DOUBLE-STRENGTH ROBERTS TEAM LEARNS WET LESSONS Mugello, Italy - June 2, 2007: Kenny Roberts Jr. and his younger brother Kurtis qualified 18th and 19th for tomorrow's Italian GP, in a wet final qualifying session where the bad weather of the ...
DOUBLE-STRENGTH ROBERTS TEAM LEARNS WET LESSONS
Mugello, Italy - June 2, 2007: Kenny Roberts Jr. and his younger brother Kurtis qualified 18th and 19th for tomorrow's Italian GP, in a wet final qualifying session where the bad weather of the previous afternoon continued.
Atrocious conditions marred both days of practice, with only one dry session, on Friday morning. Come what may, it was grist to the mill to the two brothers and the team, in the quest to gather data that will help bring the new 2007 Honda-powered KR hybrid to the competitive form it enjoyed last year.
Kenny Jr. has been the team's sole rider, last year and this. Kurtis was brought in for this race to help with machine development. The younger Roberts, who last raced in MotoGP for the same team in 2005, has been racing in the AMA Superbike class at home in the USA.
Pole position at the spectacular 5.245km Mugello circuit, in the hills outside Florence, went to title leader Casey Stoner (Ducati). In the conditions, his time of 2'00/359 was more than 12 seconds slower than the circuit's previous best lap.
KENNY ROBERTS Jr. - 18th position, 2'06.660
As I was saying from mid-season last year, we've needed two riders, but for some reason we were prohibited, and we're paying for that now. With Kurtis on the second bike, right away he was able to help, so I'm only having to work 50 percent as hard and we're getting double the input. In the rain when I was on soft tyres, Kurtis actually passed me and took off, and was doing quite good times compared to the other Hondas. So he's able to give good feedback. Our situation is a reflection of the tyre rule and not having enough feedback to the engineers, so it's good to have Kurtis here.
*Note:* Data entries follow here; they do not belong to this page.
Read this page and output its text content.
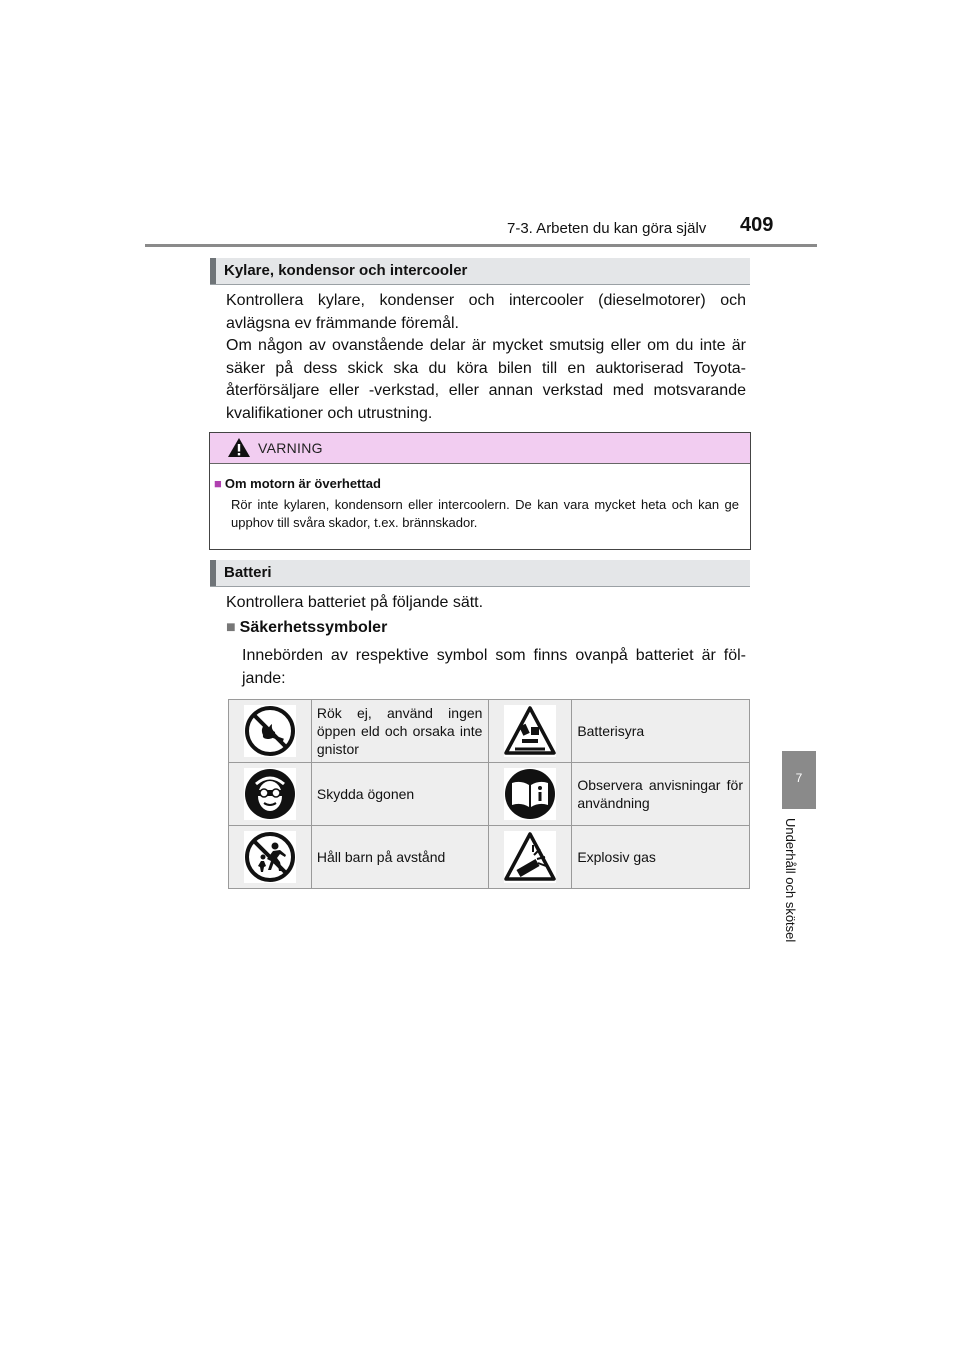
7-3. Arbeten du kan göra själv 409
7
Underhåll och skötsel
Kylare, kondensor och intercooler
Kontrollera kylare, kondenser och intercooler (dieselmotorer) och avlägsna ev främmande föremål.
Om någon av ovanstående delar är mycket smutsig eller om du inte är säker på dess skick ska du köra bilen till en auktoriserad Toyota-återförsäljare eller -verkstad, eller annan verkstad med motsvarande kvalifikationer och utrustning.
VARNING
■ Om motorn är överhettad
Rör inte kylaren, kondensorn eller intercoolern. De kan vara mycket heta och kan ge upphov till svåra skador, t.ex. brännskador.
Batteri
Kontrollera batteriet på följande sätt.
■ Säkerhetssymboler
Innebörden av respektive symbol som finns ovanpå batteriet är föl-jande:
	Rök ej, använd ingen öppen eld och orsaka inte gnistor		Batterisyra
	Skydda ögonen		Observera anvisningar för användning
	Håll barn på avstånd		Explosiv gas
KURTIS ROBERTS - 19th position, 2'07.571
It's been a strange weekend to come back, just because the weather is changing so much. It's kind of hard to get used to everything with it dry and wet. Maybe after three days of this it'll be easier, because we will have been through all the weather scenarios we could with this bike. But it's been fun, and interesting. And it's moving forward, I think, though it's hard just to jump onto something like this and be right up front. It's not like a Superbike. I think if we'd been out this session on the right tyres at the right time we might have been further up the field. At the same time, you can't put too much pressure on when it's your first race back, on a Honda-powered 800 you've never ridden before. My last ride was at the end of 2005 on the five-cylinder 990 Proton. This bike is a lot different - more than I expected. It doesn't have nearly the torque that the old bikes did. It feels like a 250 almost, because you're carrying so much corner speed. It's something to get used to for me.
CHUCK AKSLAND - Team Manager
I think probably this weekend, even with the bad weather, we've probably learned more than we have in all the races combined. Kurtis is adding another voice to the debriefs, pretty much matching Kenny's comments. The object is to try and make the bike better. We've always said we need two riders to back things up and give us a better perspective, and from that side it's really helped. The weather hasn't helped, though. We've had only one dry session, basically, and from that we had a lot of things we wanted to change for the next one, but obviously it was raining.
Kurtis is here for two races. Then after each race we need to analyse where we are, and make decisions from race to race. To continue running two riders, engine mileage is the problem. But we have to thank Honda for giving us the chance to do this, even though it's not ideal working round a two-rider programme with equipment for one rider.